Disaster response: Reporting diseases

Explore the importance of disease reporting for veterinary first responders. Learn how to report and respond to zoonotic, transboundary, and foreign animal diseases (FADs), and how to mitigate potential impacts on human and environmental health. 

This session satisfies core competency 6 of AVMA’s Veterinary First Responder Certificate Program. It originally was presented at AVMA Convention 2022. 

Participants can expect to learn about:

  • Reporting and responding to zoonotic, transboundary, and foreign animal diseases 
  • How to mitigate potential impacts on human and environmental health 
  • Federal and state agencies that have jurisdictional authority over these types of diseases 



Since 2016, Dr.

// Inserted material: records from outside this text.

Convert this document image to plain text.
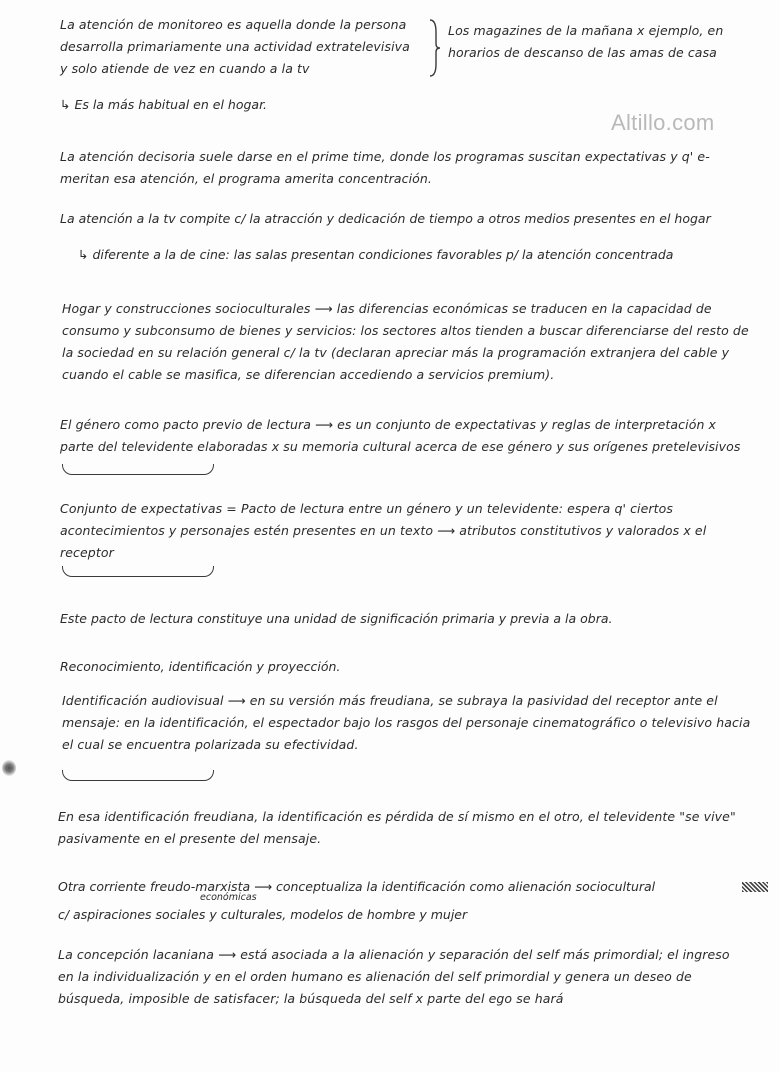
Altillo.com

La atención de monitoreo es aquella donde la persona desarrolla primariamente una actividad extratelevisiva y solo atiende de vez en cuando a la tv

Los magazines de la mañana x ejemplo, en horarios de descanso de las amas de casa

↳ Es la más habitual en el hogar.

La atención decisoria suele darse en el prime time, donde los programas suscitan expectativas y q' e-meritan esa atención, el programa amerita concentración.

La atención a la tv compite c/ la atracción y dedicación de tiempo a otros medios presentes en el hogar

↳ diferente a la de cine: las salas presentan condiciones favorables p/ la atención concentrada

Hogar y construcciones socioculturales ⟶ las diferencias económicas se traducen en la capacidad de consumo y subconsumo de bienes y servicios: los sectores altos tienden a buscar diferenciarse del resto de la sociedad en su relación general c/ la tv (declaran apreciar más la programación extranjera del cable y cuando el cable se masifica, se diferencian accediendo a servicios premium).

El género como pacto previo de lectura ⟶ es un conjunto de expectativas y reglas de interpretación x parte del televidente elaboradas x su memoria cultural acerca de ese género y sus orígenes pretelevisivos

Conjunto de expectativas = Pacto de lectura entre un género y un televidente: espera q' ciertos acontecimientos y personajes estén presentes en un texto ⟶ atributos constitutivos y valorados x el receptor

Este pacto de lectura constituye una unidad de significación primaria y previa a la obra.

Reconocimiento, identificación y proyección.

Identificación audiovisual ⟶ en su versión más freudiana, se subraya la pasividad del receptor ante el mensaje: en la identificación, el espectador bajo los rasgos del personaje cinematográfico o televisivo hacia el cual se encuentra polarizada su efectividad.

En esa identificación freudiana, la identificación es pérdida de sí mismo en el otro, el televidente "se vive" pasivamente en el presente del mensaje.

Otra corriente freudo-marxista ⟶ conceptualiza la identificación como alienación sociocultural

económicas

c/ aspiraciones sociales y culturales, modelos de hombre y mujer

La concepción lacaniana ⟶ está asociada a la alienación y separación del self más primordial; el ingreso en la individualización y en el orden humano es alienación del self primordial y genera un deseo de búsqueda, imposible de satisfacer; la búsqueda del self x parte del ego se hará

Dee Ellis has been involved in various research, capacity-building, and veterinary training initiatives at Texas A&M AgriLife. Previously, he spent over 30 years with the Texas Animal Health Commission (TAHC), leading the agency's emergency management planning and response activities for animals, and helping develop the state’s first animal in disaster response plans. His last six years at TAHC were as the Texas state veterinarian. 

Dr. Ellis has responded to various large-scale animal disease outbreaks including highly pathogenic avian influenza, cattle fever ticks, and Virulent Newcastle disease. In 2001, following an outbreak of foot and mouth disease in the United Kingdom, he helped the USDA Animal and Plant Health Inspection Service Veterinary Services develop national catastrophic disease response plans.

As the lead for Texas' animal response efforts, Dr. Ellis responded directly to—and led agency efforts in—disaster responses after hurricanes, wildfires, and floods. He worked directly with veterinarians statewide to include them in response plans for livestock and companion animals. He was instrumental in helping formalize companion animal issues into Texas’ disaster response plans after Hurricane Katrina. 

Dr. Ellis has worked extensively in Mexico and Africa, and participated in efforts by the OIE and United Nations Food and Agriculture Organization to develop global templates for animal emergency response plans. He was the founding chairman of the Texas Veterinary Medical Association (TVMA) Disaster Preparedness Committee, and the National Institute for Animal Agriculture (NIAA)’s Animal Health Emergency Management Council. He has served on the board of directors of the TVMA representing large-animal practitioners, and as the vice-chair of the AVMA Committee on Disaster and Emergency Issues.

He was the first veterinarian to receive the International Association of Emergency Managers (IAEM) Career Excellence Award, in 2014.